Подруга, наверное, была права. «Но он все равно хороший, и я ведь правда его любила. Хотя он с другой стороны, все-таки сволочь. А-а, наплевать».
С Коротковым не надо было думать, сторожить — только жить полной жизнью. Найти квартиру получше, ребенка родить да воспитать. В прошлую ночь они с Коротковым тихо шептались о будущей мебели для детской — была ночь, и было светло от тихой долгой радости.

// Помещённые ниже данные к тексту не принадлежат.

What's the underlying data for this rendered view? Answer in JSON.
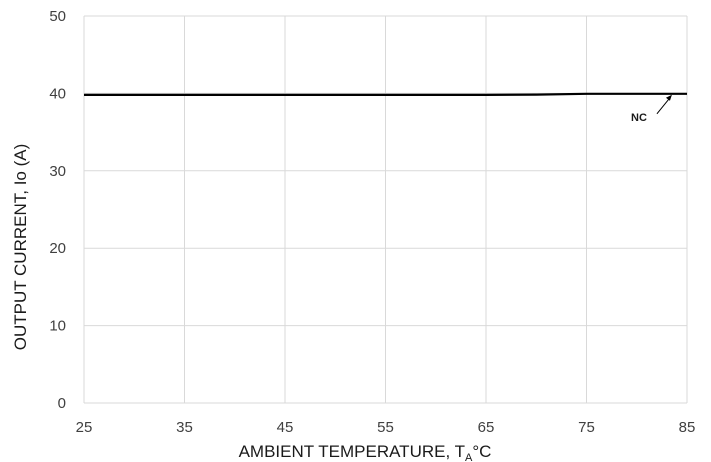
{
  "chart_data": {
    "type": "line",
    "xlabel": "AMBIENT TEMPERATURE, T",
    "xlabel_sub": "A",
    "xlabel_unit": "°C",
    "ylabel": "OUTPUT CURRENT, Io (A)",
    "xlim": [
      25,
      85
    ],
    "ylim": [
      0,
      50
    ],
    "xticks": [
      "25",
      "35",
      "45",
      "55",
      "65",
      "75",
      "85"
    ],
    "yticks": [
      "0",
      "10",
      "20",
      "30",
      "40",
      "50"
    ],
    "grid": true,
    "series": [
      {
        "name": "NC",
        "color": "#000000",
        "x": [
          25,
          35,
          45,
          55,
          65,
          70,
          75,
          85
        ],
        "y": [
          39.8,
          39.8,
          39.8,
          39.8,
          39.8,
          39.85,
          39.95,
          39.95
        ]
      }
    ],
    "annotations": [
      {
        "text": "NC",
        "x": 83.5,
        "y": 39.95
      }
    ]
  }
}
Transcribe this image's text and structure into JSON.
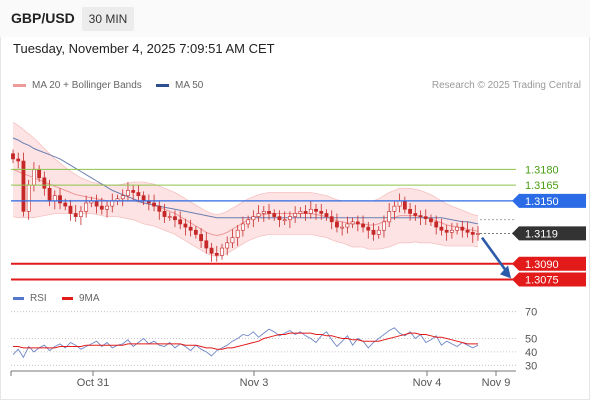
{
  "header": {
    "symbol": "GBP/USD",
    "timeframe": "30 MIN"
  },
  "datetime": "Tuesday, November 4, 2025 7:09:51 AM CET",
  "legend": {
    "ma20_label": "MA 20 + Bollinger Bands",
    "ma50_label": "MA 50",
    "credit": "Research © 2025 Trading Central",
    "rsi_label": "RSI",
    "ma9_label": "9MA"
  },
  "colors": {
    "candle": "#c62828",
    "ma50": "#6b7fb0",
    "ma20": "#ef9a9a",
    "band_fill": "#fde3e3",
    "resistance_line": "#8bc34a",
    "resistance_text": "#4a9e13",
    "pivot": "#2b6be6",
    "support": "#e21a1a",
    "arrow": "#2b5ba8",
    "rsi": "#6f86c8",
    "rsi_ma": "#e21a1a"
  },
  "chart_data": [
    {
      "type": "candlestick",
      "title": "GBP/USD",
      "timeframe": "30 MIN",
      "x_tick_labels": [
        "Oct 31",
        "Nov 3",
        "Nov 4",
        "Nov 9"
      ],
      "ylim": [
        1.3065,
        1.323
      ],
      "levels": [
        {
          "value": 1.318,
          "label": "1.3180",
          "role": "resistance"
        },
        {
          "value": 1.3165,
          "label": "1.3165",
          "role": "resistance"
        },
        {
          "value": 1.315,
          "label": "1.3150",
          "role": "pivot"
        },
        {
          "value": 1.309,
          "label": "1.3090",
          "role": "support"
        },
        {
          "value": 1.3075,
          "label": "1.3075",
          "role": "support"
        }
      ],
      "last_price": {
        "value": 1.3119,
        "label": "1.3119"
      },
      "forecast_arrow": {
        "from": 1.3115,
        "to": 1.3078
      },
      "closes": [
        1.319,
        1.3188,
        1.314,
        1.3165,
        1.318,
        1.3172,
        1.3162,
        1.315,
        1.3155,
        1.3148,
        1.3145,
        1.3138,
        1.3135,
        1.314,
        1.3148,
        1.315,
        1.3145,
        1.3142,
        1.3145,
        1.315,
        1.3152,
        1.3155,
        1.316,
        1.3158,
        1.3155,
        1.315,
        1.3148,
        1.3145,
        1.314,
        1.3135,
        1.3135,
        1.3132,
        1.3128,
        1.3125,
        1.3122,
        1.3118,
        1.3112,
        1.3105,
        1.31,
        1.3098,
        1.3105,
        1.311,
        1.3115,
        1.3122,
        1.3128,
        1.3132,
        1.3135,
        1.3138,
        1.314,
        1.3138,
        1.3135,
        1.3132,
        1.3132,
        1.3135,
        1.3138,
        1.314,
        1.3138,
        1.3142,
        1.314,
        1.3138,
        1.3135,
        1.313,
        1.3125,
        1.3125,
        1.3128,
        1.313,
        1.3128,
        1.3125,
        1.3122,
        1.3118,
        1.3122,
        1.313,
        1.314,
        1.3145,
        1.315,
        1.3142,
        1.3138,
        1.3136,
        1.3135,
        1.3133,
        1.313,
        1.3125,
        1.3122,
        1.312,
        1.3122,
        1.3125,
        1.3122,
        1.312,
        1.3118,
        1.3119
      ],
      "ma50": [
        1.321,
        1.3208,
        1.3205,
        1.3203,
        1.32,
        1.3198,
        1.3196,
        1.3194,
        1.3192,
        1.319,
        1.3187,
        1.3184,
        1.3181,
        1.3178,
        1.3175,
        1.3172,
        1.3169,
        1.3166,
        1.3163,
        1.316,
        1.3158,
        1.3156,
        1.3154,
        1.3152,
        1.315,
        1.3148,
        1.3147,
        1.3146,
        1.3145,
        1.3144,
        1.3143,
        1.3142,
        1.3141,
        1.314,
        1.3139,
        1.3138,
        1.3137,
        1.3136,
        1.3135,
        1.3134,
        1.3134,
        1.3134,
        1.3134,
        1.3134,
        1.3134,
        1.3134,
        1.3134,
        1.3134,
        1.3134,
        1.3134,
        1.3134,
        1.3134,
        1.3134,
        1.3134,
        1.3134,
        1.3134,
        1.3134,
        1.3134,
        1.3134,
        1.3134,
        1.3134,
        1.3134,
        1.3134,
        1.3134,
        1.3134,
        1.3134,
        1.3134,
        1.3134,
        1.3134,
        1.3134,
        1.3134,
        1.3134,
        1.3134,
        1.3134,
        1.3134,
        1.3134,
        1.3134,
        1.3134,
        1.3134,
        1.3134,
        1.3134,
        1.3134,
        1.3134,
        1.3133,
        1.3132,
        1.3131,
        1.313,
        1.313,
        1.3129,
        1.3128
      ],
      "ma20": [
        1.318,
        1.3178,
        1.3176,
        1.3174,
        1.3172,
        1.317,
        1.3168,
        1.3166,
        1.3164,
        1.3162,
        1.316,
        1.3158,
        1.3156,
        1.3155,
        1.3154,
        1.3153,
        1.3152,
        1.3151,
        1.315,
        1.315,
        1.315,
        1.315,
        1.315,
        1.315,
        1.3149,
        1.3148,
        1.3147,
        1.3146,
        1.3144,
        1.3142,
        1.314,
        1.3138,
        1.3135,
        1.3132,
        1.3129,
        1.3126,
        1.3123,
        1.312,
        1.3118,
        1.3117,
        1.3118,
        1.312,
        1.3123,
        1.3126,
        1.3129,
        1.3132,
        1.3134,
        1.3136,
        1.3137,
        1.3138,
        1.3138,
        1.3138,
        1.3138,
        1.3138,
        1.3138,
        1.3138,
        1.3138,
        1.3138,
        1.3137,
        1.3136,
        1.3135,
        1.3133,
        1.3131,
        1.313,
        1.3129,
        1.3128,
        1.3128,
        1.3128,
        1.3127,
        1.3127,
        1.3128,
        1.313,
        1.3132,
        1.3134,
        1.3136,
        1.3136,
        1.3136,
        1.3136,
        1.3135,
        1.3134,
        1.3133,
        1.3131,
        1.3129,
        1.3127,
        1.3126,
        1.3125,
        1.3124,
        1.3123,
        1.3122,
        1.3121
      ],
      "bb_upper": [
        1.3225,
        1.3222,
        1.3218,
        1.3214,
        1.321,
        1.3205,
        1.32,
        1.3195,
        1.319,
        1.3186,
        1.3182,
        1.3178,
        1.3175,
        1.3172,
        1.317,
        1.3168,
        1.3167,
        1.3166,
        1.3165,
        1.3165,
        1.3165,
        1.3166,
        1.3167,
        1.3168,
        1.3168,
        1.3168,
        1.3167,
        1.3166,
        1.3164,
        1.3162,
        1.316,
        1.3158,
        1.3155,
        1.3152,
        1.3149,
        1.3146,
        1.3143,
        1.314,
        1.3138,
        1.3137,
        1.3138,
        1.314,
        1.3143,
        1.3146,
        1.3149,
        1.3152,
        1.3154,
        1.3156,
        1.3157,
        1.3158,
        1.3158,
        1.3158,
        1.3158,
        1.3158,
        1.3158,
        1.3158,
        1.3158,
        1.3158,
        1.3157,
        1.3156,
        1.3155,
        1.3153,
        1.3151,
        1.315,
        1.315,
        1.315,
        1.315,
        1.315,
        1.315,
        1.315,
        1.3152,
        1.3155,
        1.3158,
        1.316,
        1.3162,
        1.3162,
        1.3162,
        1.3161,
        1.316,
        1.3158,
        1.3156,
        1.3153,
        1.315,
        1.3147,
        1.3145,
        1.3143,
        1.3141,
        1.3139,
        1.3137,
        1.3136
      ],
      "bb_lower": [
        1.3135,
        1.3134,
        1.3134,
        1.3134,
        1.3134,
        1.3135,
        1.3136,
        1.3137,
        1.3138,
        1.3138,
        1.3138,
        1.3138,
        1.3137,
        1.3138,
        1.3138,
        1.3138,
        1.3137,
        1.3136,
        1.3135,
        1.3135,
        1.3135,
        1.3134,
        1.3133,
        1.3132,
        1.313,
        1.3128,
        1.3127,
        1.3126,
        1.3124,
        1.3122,
        1.312,
        1.3118,
        1.3115,
        1.3112,
        1.3109,
        1.3106,
        1.3103,
        1.31,
        1.3098,
        1.3097,
        1.3098,
        1.31,
        1.3103,
        1.3106,
        1.3109,
        1.3112,
        1.3114,
        1.3116,
        1.3117,
        1.3118,
        1.3118,
        1.3118,
        1.3118,
        1.3118,
        1.3118,
        1.3118,
        1.3118,
        1.3118,
        1.3117,
        1.3116,
        1.3115,
        1.3113,
        1.3111,
        1.311,
        1.3108,
        1.3106,
        1.3106,
        1.3106,
        1.3104,
        1.3104,
        1.3104,
        1.3105,
        1.3106,
        1.3108,
        1.311,
        1.311,
        1.311,
        1.3111,
        1.311,
        1.311,
        1.311,
        1.3109,
        1.3108,
        1.3107,
        1.3107,
        1.3107,
        1.3107,
        1.3107,
        1.3107,
        1.3106
      ]
    },
    {
      "type": "line",
      "title": "RSI",
      "ylim": [
        25,
        75
      ],
      "y_ticks": [
        30,
        40,
        50,
        70
      ],
      "series": [
        {
          "name": "RSI",
          "values": [
            38,
            42,
            36,
            44,
            40,
            43,
            45,
            41,
            44,
            46,
            43,
            47,
            45,
            42,
            44,
            46,
            48,
            44,
            47,
            43,
            45,
            46,
            49,
            44,
            47,
            50,
            46,
            48,
            45,
            44,
            47,
            43,
            46,
            44,
            41,
            45,
            42,
            40,
            37,
            41,
            43,
            45,
            48,
            50,
            53,
            52,
            55,
            51,
            54,
            57,
            55,
            52,
            54,
            56,
            53,
            55,
            52,
            50,
            47,
            52,
            55,
            49,
            44,
            48,
            52,
            45,
            50,
            48,
            43,
            47,
            50,
            53,
            56,
            58,
            54,
            52,
            55,
            50,
            53,
            47,
            49,
            52,
            45,
            48,
            46,
            44,
            47,
            45,
            43,
            45
          ]
        },
        {
          "name": "9MA",
          "values": [
            44,
            44,
            43,
            43,
            43,
            43,
            43,
            43,
            43,
            44,
            44,
            44,
            44,
            44,
            45,
            45,
            45,
            45,
            45,
            45,
            45,
            45,
            46,
            46,
            46,
            46,
            46,
            46,
            46,
            46,
            46,
            46,
            46,
            45,
            45,
            45,
            44,
            43,
            43,
            42,
            42,
            43,
            43,
            44,
            45,
            46,
            47,
            48,
            50,
            51,
            52,
            53,
            53,
            54,
            54,
            54,
            54,
            54,
            53,
            53,
            52,
            52,
            51,
            50,
            50,
            49,
            49,
            48,
            48,
            48,
            48,
            49,
            50,
            51,
            52,
            53,
            54,
            54,
            53,
            53,
            52,
            51,
            51,
            50,
            49,
            48,
            47,
            46,
            46,
            46
          ]
        }
      ]
    }
  ]
}
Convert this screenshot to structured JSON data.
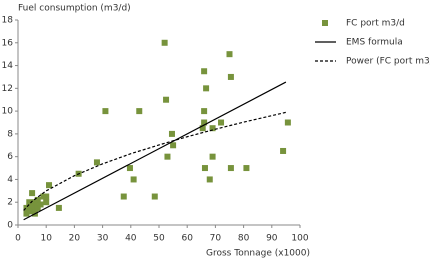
{
  "chart_data": {
    "type": "scatter",
    "title": "Fuel consumption (m3/d)",
    "x_label": "Gross Tonnage (x1000)",
    "xlim": [
      0,
      100
    ],
    "xticks": [
      0,
      10,
      20,
      30,
      40,
      50,
      60,
      70,
      80,
      90,
      100
    ],
    "ylim": [
      0,
      18
    ],
    "yticks": [
      0,
      2,
      4,
      6,
      8,
      10,
      12,
      14,
      16,
      18
    ],
    "grid": false,
    "legend": "right",
    "series": [
      {
        "name": "FC port m3/d",
        "type": "scatter",
        "color": "#77933c",
        "x": [
          52,
          75,
          66,
          75.5,
          66.7,
          31,
          43,
          52.5,
          66,
          95.7,
          72,
          66,
          69,
          65.5,
          54.6,
          55,
          53,
          69,
          94,
          66.3,
          75.5,
          81,
          68,
          28,
          21.5,
          39.7,
          41,
          37.5,
          48.5,
          11,
          14.5,
          3,
          3,
          4,
          5,
          5,
          6,
          7,
          7,
          8,
          9,
          10,
          10,
          4,
          6
        ],
        "values": [
          16,
          15,
          13.5,
          13,
          12,
          10,
          10,
          11,
          10,
          9,
          9,
          9,
          8.5,
          8.5,
          8,
          7,
          6,
          6,
          6.5,
          5,
          5,
          5,
          4,
          5.5,
          4.5,
          5,
          4,
          2.5,
          2.5,
          3.5,
          1.5,
          1.5,
          1,
          2,
          2.8,
          1.5,
          2,
          1.5,
          2.2,
          1.8,
          2.5,
          2,
          2.5,
          1.2,
          1
        ]
      },
      {
        "name": "EMS formula",
        "type": "line",
        "color": "#000000",
        "dash": false,
        "x": [
          2,
          95
        ],
        "values": [
          0.46,
          12.55
        ]
      },
      {
        "name": "Power (FC port m3/",
        "type": "line",
        "color": "#000000",
        "dash": true,
        "x": [
          2,
          5,
          10,
          20,
          30,
          40,
          50,
          60,
          70,
          80,
          95
        ],
        "values": [
          1.28,
          2.08,
          3.0,
          4.33,
          5.37,
          6.26,
          7.03,
          7.75,
          8.41,
          9.03,
          9.89
        ]
      }
    ]
  }
}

Вообще-то после многочисленных встреч с советскими и бывшими советскими в Тане появилось легкое отвращение к ним… во всяком случае если не отвращение, то нечто сильнее обыкновенного презрения. Они мерзки, вечно бранятся, упоминая в своей словесной грязи Бога и Божью Матерь. Можно не верить в Бога, но зачем Его все время оскорблять, а вместе с Ним и Россию. Чем больше встречалась Таня с советскими, тем слабее было ее хорошее чувство к России, словно исчезал красивый воздушный замок детства. В церковь Таня продолжала ходить, но без прежнего прилежания. После того как Таня стала Коротковой и после того как Мальцев окончательно ушел из поля ее зрения, она стала избегать встреч с советскими. И когда приходилось все же встречаться с ними, у Тани неизбежно портилось настроение, когда на вечер, а когда и на целые сутки.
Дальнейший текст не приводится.